Microbes produce a wide range of secondary metabolites with diverse medical and industrialapplications. Genes responsible for the synthesis of secondary metabolites are carried onbiosynthetic gene clusters (BGCs), often alongside transcription factors that are involved in theregulation of the BGC. The exploitation of BGCs is sometimes impossible in their native host,necessitating heterologous expression in another host, such as E. coli, to obtain good yields ofsecondary metabolites. Often, the expression of a transferred BGC is sub-optimal or occasionally itis not expressed at all. This requires modification of existing promoters within the cluster thatmust be modified to (i) be recognized by the new host's RNA polymerase; (ii) minimize interactionsbetween proteins on the BGC and those in the host; (iii) ensure the TF(s) carried on the BGCmaintain their regulatory function. For these reasons, heterologous expression currently involvesan expensive and time-consuming process of refactoring - placing each gene of the BGC under itsown promoter and then individually modifying each promoter in a semi-random manner toachieve optimal expression levels. An alternative strategy with potential for greater efficiency is topreserve the structure and regulatory context of the BGC, but to adapt it to regulatory networks ofthe new host. This rational approach requires alterations of native BGC promoters in order toachieve optimal expression in the new host.The aim of this studentship is to develop a combined experimental and computationalframework for accurate prediction and optimization of expression levels of genes within BGCsheterologously expressed in E. coli. This will enable optimizing transcriptional expression levels ofeach gene in the BGC more rapidly and with less trial-and-error than currently possible.
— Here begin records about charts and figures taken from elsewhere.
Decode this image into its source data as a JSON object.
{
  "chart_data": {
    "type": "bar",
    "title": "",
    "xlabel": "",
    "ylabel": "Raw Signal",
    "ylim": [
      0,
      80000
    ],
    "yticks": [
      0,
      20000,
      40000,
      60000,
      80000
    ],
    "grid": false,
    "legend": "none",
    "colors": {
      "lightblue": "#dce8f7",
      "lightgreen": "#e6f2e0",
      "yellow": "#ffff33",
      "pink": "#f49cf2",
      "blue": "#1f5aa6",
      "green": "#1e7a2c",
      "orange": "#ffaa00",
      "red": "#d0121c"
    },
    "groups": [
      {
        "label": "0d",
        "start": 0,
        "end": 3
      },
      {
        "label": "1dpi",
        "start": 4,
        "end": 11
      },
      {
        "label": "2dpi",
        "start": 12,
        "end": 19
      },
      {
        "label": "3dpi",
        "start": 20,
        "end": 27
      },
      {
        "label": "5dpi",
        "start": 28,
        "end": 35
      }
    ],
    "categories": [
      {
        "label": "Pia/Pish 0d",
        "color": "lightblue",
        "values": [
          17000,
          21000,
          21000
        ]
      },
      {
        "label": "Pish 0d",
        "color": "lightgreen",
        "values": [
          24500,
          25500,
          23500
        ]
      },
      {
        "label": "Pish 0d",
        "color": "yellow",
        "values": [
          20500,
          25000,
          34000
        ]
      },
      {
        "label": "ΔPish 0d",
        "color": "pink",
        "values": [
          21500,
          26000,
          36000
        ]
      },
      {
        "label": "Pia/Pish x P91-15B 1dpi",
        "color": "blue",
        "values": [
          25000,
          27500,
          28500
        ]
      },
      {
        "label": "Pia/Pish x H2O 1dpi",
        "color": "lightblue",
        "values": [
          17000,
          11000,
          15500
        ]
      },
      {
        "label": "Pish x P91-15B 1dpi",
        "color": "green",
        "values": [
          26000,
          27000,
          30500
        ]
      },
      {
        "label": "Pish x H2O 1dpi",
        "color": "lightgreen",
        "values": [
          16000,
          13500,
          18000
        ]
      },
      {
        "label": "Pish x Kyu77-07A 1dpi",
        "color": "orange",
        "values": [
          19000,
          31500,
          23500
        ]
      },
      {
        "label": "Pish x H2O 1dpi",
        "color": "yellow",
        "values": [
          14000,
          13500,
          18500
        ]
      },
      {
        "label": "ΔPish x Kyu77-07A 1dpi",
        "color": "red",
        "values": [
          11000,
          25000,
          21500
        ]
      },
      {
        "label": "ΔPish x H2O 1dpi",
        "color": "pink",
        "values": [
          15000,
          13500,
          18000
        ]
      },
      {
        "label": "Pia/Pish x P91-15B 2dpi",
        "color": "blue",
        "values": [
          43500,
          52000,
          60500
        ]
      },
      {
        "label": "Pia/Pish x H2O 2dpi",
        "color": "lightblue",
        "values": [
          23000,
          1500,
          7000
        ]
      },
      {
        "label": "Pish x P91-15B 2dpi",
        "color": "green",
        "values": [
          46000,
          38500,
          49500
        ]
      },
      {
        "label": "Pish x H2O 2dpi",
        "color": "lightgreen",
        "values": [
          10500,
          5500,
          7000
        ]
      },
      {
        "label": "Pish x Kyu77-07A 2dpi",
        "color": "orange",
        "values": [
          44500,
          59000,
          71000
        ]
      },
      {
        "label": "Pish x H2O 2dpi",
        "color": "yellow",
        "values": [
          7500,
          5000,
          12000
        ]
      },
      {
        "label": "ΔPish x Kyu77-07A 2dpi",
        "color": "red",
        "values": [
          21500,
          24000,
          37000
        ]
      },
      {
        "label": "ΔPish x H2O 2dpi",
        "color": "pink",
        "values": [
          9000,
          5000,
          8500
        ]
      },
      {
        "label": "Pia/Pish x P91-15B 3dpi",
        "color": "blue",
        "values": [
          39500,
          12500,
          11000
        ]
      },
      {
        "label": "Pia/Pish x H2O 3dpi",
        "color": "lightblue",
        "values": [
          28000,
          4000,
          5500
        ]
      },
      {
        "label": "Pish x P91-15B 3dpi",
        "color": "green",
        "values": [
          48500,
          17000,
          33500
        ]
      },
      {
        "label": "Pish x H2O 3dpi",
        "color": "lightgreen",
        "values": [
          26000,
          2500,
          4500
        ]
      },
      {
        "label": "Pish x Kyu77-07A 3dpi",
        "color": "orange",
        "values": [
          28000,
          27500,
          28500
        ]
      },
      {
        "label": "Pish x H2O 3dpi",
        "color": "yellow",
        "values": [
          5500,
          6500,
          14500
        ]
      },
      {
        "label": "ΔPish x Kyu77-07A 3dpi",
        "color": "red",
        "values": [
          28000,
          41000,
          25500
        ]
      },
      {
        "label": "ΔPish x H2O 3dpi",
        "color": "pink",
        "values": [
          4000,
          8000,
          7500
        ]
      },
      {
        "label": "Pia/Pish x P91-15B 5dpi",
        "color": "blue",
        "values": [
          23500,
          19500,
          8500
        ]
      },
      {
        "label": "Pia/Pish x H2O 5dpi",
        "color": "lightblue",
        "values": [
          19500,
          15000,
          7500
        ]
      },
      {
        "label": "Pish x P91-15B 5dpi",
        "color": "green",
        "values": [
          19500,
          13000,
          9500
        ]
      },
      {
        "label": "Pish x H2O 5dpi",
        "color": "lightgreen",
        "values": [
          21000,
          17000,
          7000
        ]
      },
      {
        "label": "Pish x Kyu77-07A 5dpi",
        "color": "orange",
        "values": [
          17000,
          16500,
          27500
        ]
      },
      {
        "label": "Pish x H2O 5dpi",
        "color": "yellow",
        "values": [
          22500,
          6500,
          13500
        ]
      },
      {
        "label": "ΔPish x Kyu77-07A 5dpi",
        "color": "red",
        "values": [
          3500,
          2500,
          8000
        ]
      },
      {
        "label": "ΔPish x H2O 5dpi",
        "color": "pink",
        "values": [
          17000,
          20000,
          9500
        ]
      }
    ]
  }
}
微生物产生的次级代谢产物种类繁多，在医学和工业上有着广泛的应用.生物合成基因簇（BGC）上携带着负责次级代谢产物合成的基因，通常与参与BGC调控的转录因子一起。BGC在其天然宿主中的利用有时是不可能的，需要在另一宿主中异源表达，例如E. coli中进行发酵，获得较高的次生代谢产物产量。通常，转移的BGC的表达是次优的或偶尔根本不表达。这需要对簇内现有的启动子进行修饰，这些启动子必须被修饰为（i）被新宿主的RNA聚合酶识别;（ii）使BGC上的蛋白质与宿主中的蛋白质之间的相互作用最小化;（iii）确保BGC上携带的TF保持其调节功能。由于这些原因，异源表达目前涉及昂贵且耗时的重构过程-将BGC的每个基因置于其自身的启动子下，然后以半随机方式单独修饰每个启动子以达到最佳表达水平。另一种可能提高效率的策略是保留BGC的结构和监管环境，但使其适应新主机的监管网络。这种合理的方法需要改变天然BGC启动子，以达到在新宿主中的最佳表达。本研究的目的是建立一个实验和计算相结合的框架，用于准确预测和优化在大肠杆菌中异源表达的BGC内基因的表达水平。杆菌这将使优化转录表达水平ofeeach基因在BGC更迅速和更少的试错比目前可能的。